As the popularity of bitcoin keeps surging, the virtual currency faces increased scrutiny from state regulators in Massachusetts and others in the entire US.
“We will be trying to come up with a model law or regulations states can use. This has gotten a lot of attention, and we want to make sure when we act, we get it right,” Boston Herald quoted David Cotney, commissioner at the Massachusetts Division of Banks as saying.
Cotney also chairs the Emerging Payment Task Force, which is constituted by nine state regulators with the view of looking into how cryptocurrencies work.
The group held a hearing on the issue, where bitcoin-related investors and regulators had been invited to offer testimony.
Regulator Barbara Anthony from the Massachusetts Office of Consumer Affairs and Business Regulation said that while some financial institutions wanted to venture into the virtual currency, they had not been well informed on potential risks.
She said that users needed to realize that trading in virtual currencies was associated with certain challenges.
“The kinds of consumer protections that we’re used to, people have to understand they are not available to virtual currencies,” Anthony added.
Anthony also mentioned lack of a central regulatory authority as matter about which bitcoin users should be concerned.

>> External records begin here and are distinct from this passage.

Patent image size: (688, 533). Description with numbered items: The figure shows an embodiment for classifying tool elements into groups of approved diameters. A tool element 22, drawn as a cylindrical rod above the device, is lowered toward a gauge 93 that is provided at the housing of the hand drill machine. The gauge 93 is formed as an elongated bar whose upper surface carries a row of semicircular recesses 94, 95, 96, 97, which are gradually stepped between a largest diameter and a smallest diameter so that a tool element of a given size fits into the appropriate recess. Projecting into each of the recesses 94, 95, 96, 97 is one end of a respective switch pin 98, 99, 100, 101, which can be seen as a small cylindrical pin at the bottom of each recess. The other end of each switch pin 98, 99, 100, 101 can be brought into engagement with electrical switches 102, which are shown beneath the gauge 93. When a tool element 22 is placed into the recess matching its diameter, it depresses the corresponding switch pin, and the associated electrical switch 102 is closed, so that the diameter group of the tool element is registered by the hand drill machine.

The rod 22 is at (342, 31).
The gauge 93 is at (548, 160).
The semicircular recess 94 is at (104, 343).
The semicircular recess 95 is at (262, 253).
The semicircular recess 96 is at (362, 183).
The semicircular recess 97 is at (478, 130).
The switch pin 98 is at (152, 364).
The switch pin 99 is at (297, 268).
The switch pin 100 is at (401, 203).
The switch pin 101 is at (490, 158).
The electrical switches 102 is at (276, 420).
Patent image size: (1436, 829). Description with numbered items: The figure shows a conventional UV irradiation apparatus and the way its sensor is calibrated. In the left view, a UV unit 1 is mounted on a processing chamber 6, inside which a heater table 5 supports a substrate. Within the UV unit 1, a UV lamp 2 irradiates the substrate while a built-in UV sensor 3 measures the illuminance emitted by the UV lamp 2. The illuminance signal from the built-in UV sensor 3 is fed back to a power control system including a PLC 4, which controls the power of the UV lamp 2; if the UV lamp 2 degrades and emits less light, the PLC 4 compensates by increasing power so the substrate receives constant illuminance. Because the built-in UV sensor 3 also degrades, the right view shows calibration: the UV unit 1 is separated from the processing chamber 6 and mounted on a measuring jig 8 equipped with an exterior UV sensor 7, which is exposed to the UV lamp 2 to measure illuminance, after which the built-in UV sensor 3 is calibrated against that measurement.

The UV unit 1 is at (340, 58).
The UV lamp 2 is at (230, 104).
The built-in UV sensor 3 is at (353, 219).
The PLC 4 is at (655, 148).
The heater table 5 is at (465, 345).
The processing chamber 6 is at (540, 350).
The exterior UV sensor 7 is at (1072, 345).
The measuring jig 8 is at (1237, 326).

Anthony pointed at bitcoin’s instability as one of the cryptocurrency’s common risks. She made the point that an amount of bitcoins may be worth $100 in one day but fluctuate to another value the following day, NewsBTC reported.
While no state regulations on the digital currency seem to be in the offing, at least for now, some stakeholders in the bitcoin fraternity appear to be pleased with the move by government officials to allow public input. Cotney said he has no immediate intentions to implement any regulations, although he could at some point down the road.